Après avoir marqué les esprits les plus cinéphiles dans l’interprétation grandiose de Gloria en 2013, l’actrice sud-américaine Paulina Garcia devient cette fois-ci Teresa, une quinquagénaire qui se retrouve du jour au lendemain libérée de la famille pour laquelle elle a consacré une vie de labeur, n’ayant plus les moyens de garder près d’eux cette femme qui leur fut dévouée corps et âme. Elle doit cependant atteindre le nord du pays afin de rejoindre la nouvelle famille pour qui elle se dévouera avec la même rigueur, empreinte de la douceur et de la discrétion de cette héroïne, simple, respectueusement introvertie.
 



Road-movie argentin


Commence pour elle un voyage, un de ces road-movie dont le cinéma n’a plus le secret, tant le genre fut peint et dépeint par les pinceaux de maints cinéastes. Teresa traverse l’Argentine, en car pour commencer, mais se heurte à des accrocs l’éloignant de sa destination. Elle enchaîne un accident, puis les caprices d’une nature en colère, et la perte de sa valise, l’amenant vers Gringo, un forain qui ne manquera pas de réveiller et de révéler au spectateur ; sans effets de manche ni accumulation de poncifs et autres clichés que le road-movie accouplé au caractère féministe que l’oeuvre auraient pu nous servir avec mièvrerie ou démagogie ; la personnalité d’un caractère pourtant si habitué à rester à distance de l’action, dénotant avec le manque de finesse du traitement des protagonistes névrosés, torturés, de notre cinéma moderne, qui ne savent vivre et réagir que dans l’immédiat, le « direct live » des situations auxquelles ils sont confrontés.

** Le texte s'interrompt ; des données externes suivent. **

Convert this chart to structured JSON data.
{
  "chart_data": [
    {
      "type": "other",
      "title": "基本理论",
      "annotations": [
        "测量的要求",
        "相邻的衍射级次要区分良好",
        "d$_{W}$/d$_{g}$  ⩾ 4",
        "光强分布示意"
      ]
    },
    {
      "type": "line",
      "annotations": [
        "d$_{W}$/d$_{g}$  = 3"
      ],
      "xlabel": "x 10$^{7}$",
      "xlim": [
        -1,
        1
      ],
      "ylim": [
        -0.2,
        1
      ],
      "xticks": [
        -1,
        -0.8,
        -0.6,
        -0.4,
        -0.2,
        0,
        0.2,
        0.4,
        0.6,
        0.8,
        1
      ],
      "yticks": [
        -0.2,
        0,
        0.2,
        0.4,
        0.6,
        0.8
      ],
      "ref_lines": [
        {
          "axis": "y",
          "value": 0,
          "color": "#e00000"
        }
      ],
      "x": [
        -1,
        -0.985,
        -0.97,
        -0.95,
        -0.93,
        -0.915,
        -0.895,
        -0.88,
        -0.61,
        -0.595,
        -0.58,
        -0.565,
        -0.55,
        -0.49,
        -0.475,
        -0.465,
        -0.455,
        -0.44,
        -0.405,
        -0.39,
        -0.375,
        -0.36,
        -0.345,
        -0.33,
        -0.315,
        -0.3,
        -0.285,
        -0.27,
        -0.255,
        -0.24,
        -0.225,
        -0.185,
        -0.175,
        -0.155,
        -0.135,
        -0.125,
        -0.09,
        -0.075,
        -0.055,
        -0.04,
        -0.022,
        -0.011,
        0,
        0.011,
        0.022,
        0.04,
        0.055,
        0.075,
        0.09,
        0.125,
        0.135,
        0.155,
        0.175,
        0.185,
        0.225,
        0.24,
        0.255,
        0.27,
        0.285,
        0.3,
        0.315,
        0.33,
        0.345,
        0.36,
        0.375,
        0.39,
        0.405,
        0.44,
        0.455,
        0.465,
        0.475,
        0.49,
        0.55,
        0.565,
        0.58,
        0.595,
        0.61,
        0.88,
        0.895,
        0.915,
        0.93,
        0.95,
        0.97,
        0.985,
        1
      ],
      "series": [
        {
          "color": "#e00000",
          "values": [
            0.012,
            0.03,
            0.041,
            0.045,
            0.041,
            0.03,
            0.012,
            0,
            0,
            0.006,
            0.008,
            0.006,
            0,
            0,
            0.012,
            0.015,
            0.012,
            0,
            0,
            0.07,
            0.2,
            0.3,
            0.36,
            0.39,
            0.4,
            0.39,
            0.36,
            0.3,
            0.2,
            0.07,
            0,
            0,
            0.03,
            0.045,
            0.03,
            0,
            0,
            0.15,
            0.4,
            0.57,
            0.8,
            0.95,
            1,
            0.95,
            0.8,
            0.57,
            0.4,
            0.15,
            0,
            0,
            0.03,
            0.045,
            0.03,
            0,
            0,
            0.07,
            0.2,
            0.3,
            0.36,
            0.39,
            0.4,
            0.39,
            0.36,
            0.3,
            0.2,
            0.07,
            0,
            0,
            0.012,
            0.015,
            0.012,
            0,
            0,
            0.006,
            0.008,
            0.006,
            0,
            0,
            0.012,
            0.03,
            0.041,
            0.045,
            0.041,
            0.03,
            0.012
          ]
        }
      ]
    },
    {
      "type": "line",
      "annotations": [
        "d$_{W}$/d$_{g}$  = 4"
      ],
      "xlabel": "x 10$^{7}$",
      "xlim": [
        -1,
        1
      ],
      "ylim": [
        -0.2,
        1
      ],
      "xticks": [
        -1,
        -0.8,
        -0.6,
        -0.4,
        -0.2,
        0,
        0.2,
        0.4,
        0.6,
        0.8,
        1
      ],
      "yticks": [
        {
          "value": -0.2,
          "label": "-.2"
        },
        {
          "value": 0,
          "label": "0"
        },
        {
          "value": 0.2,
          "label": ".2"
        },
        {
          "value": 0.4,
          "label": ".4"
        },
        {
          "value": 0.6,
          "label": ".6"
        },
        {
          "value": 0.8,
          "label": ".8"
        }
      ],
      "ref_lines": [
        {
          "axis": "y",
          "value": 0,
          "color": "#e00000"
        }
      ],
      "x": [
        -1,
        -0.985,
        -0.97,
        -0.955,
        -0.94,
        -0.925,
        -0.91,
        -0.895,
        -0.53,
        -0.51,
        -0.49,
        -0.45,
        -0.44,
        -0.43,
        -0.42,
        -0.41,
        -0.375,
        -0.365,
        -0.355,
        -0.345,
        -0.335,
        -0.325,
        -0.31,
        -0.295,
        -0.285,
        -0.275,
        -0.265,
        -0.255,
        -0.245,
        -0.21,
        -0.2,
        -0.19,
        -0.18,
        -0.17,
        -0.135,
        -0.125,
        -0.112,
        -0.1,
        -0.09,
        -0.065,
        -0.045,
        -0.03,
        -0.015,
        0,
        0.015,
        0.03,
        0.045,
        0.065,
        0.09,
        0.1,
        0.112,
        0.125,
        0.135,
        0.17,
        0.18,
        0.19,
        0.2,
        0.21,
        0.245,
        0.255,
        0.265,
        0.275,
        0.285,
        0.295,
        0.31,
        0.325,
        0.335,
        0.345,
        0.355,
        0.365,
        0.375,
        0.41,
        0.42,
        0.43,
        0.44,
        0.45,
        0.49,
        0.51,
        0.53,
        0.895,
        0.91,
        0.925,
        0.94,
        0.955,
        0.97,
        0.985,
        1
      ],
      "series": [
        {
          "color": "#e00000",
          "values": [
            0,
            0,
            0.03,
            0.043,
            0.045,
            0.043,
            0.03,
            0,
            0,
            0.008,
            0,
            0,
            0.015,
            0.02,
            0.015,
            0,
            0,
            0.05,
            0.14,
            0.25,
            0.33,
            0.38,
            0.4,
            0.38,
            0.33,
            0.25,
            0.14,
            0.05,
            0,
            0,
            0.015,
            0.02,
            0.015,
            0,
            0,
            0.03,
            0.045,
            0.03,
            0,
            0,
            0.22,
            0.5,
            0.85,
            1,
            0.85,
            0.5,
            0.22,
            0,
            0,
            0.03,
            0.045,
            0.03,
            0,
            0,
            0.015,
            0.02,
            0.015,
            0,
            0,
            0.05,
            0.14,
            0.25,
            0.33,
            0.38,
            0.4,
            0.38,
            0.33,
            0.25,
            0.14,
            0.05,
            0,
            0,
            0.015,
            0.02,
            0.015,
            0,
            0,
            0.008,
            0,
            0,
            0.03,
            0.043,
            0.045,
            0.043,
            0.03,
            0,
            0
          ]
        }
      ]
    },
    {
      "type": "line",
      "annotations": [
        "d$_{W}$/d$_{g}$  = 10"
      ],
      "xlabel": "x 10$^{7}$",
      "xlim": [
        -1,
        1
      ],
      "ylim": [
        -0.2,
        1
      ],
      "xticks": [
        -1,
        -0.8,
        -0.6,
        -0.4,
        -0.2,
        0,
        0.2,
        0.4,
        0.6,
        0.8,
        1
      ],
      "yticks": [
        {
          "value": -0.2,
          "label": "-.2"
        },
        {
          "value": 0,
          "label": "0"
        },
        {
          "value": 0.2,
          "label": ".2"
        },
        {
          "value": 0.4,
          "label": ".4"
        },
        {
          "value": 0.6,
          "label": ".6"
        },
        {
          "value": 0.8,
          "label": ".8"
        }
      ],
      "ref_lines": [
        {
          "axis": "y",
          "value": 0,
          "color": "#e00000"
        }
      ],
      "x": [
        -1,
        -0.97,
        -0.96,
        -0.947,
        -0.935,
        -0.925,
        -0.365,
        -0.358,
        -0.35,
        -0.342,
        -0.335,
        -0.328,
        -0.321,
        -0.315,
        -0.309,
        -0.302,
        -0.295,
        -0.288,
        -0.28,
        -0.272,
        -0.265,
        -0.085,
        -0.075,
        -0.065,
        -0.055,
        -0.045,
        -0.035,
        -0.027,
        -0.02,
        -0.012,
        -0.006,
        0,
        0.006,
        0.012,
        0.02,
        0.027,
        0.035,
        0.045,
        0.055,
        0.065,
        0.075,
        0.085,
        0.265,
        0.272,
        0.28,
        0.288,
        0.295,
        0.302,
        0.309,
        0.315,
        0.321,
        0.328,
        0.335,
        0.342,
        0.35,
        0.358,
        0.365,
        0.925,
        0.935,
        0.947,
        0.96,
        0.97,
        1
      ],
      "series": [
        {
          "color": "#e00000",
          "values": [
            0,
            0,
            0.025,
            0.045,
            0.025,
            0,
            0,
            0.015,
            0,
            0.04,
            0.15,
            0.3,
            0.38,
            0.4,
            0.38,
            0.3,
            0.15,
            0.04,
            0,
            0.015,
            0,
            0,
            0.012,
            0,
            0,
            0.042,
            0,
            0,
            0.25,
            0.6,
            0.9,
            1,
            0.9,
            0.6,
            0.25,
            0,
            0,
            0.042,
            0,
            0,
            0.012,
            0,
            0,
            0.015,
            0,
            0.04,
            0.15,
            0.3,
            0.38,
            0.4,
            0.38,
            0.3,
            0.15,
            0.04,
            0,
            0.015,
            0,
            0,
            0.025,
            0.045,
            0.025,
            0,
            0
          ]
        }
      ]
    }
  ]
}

L’on saisit aisément la volonté des deux réalisatrices, Cecilia Atlan et Valeria Pivato, de produire une oeuvre minimaliste, aux premiers abords silencieux, pour souligner avec justesse sa profondeur et s’attarder sur cette femme sur laquelle trop peu se sont penchés, à travers ce voyage physique, géographique, métaphore et prétexte du véritable « périple », si le mot n’est pas trop fort, celui du face à face que Teresa aura avec elle-même, en grande partie grâce à Gringo, symbole d’une indépendance, d’une marginalité, mille fois usitée, tant le ressort de l’élément libérateur semble automatique, inhérent à ce type de réalisations.
 



Cinéma soustractif


Le film se révèle aussi subtil que l’avaient à coup sûr pensé les deux cinéastes. L’on retrouve du Deneuve chez Garcia, celui de Elle s’en va d’Emmanuelle Bercot (2013), par le biais d’une interprétation tout en retenue, sublimant les ressentis d’un personnage si simple, comme il en existe des millions d’autres. Pourtant, quand se dresse le générique final, l’on prend mesure de toute l’étrangeté, des paradoxes de l’oeuvre, qui esquive les écueils tout en ne pouvant s’affranchir de la sensation de classicisme, de vu et revu. L’alchimie entre Teresa & Gringo, amenée de manière naturelle par un traitement scénaristique finalement aussi chiadé que ne l’est le traitement de l’image, pertinemment léché, au service du parti-pris du voyage initiatique, qui amène Teresa, non pas à se connaître, mais à se souvenir de qui elle est. Le procédé est accompagné de flashbacks efficacement disséminés.

Toutefois, cette recette si bien pensée, dosée, ne prend pas totalement, et le spectateur n’a hélas que trop peu de surprise, d’inattendu devant lui. La force de Teresa, profonde dans sa simplicité, souffre de nous faire savoir à l’avance que le film ne laissera de trace indélébile dans nos mémoires, comme sa construction le souhaitait sûrement.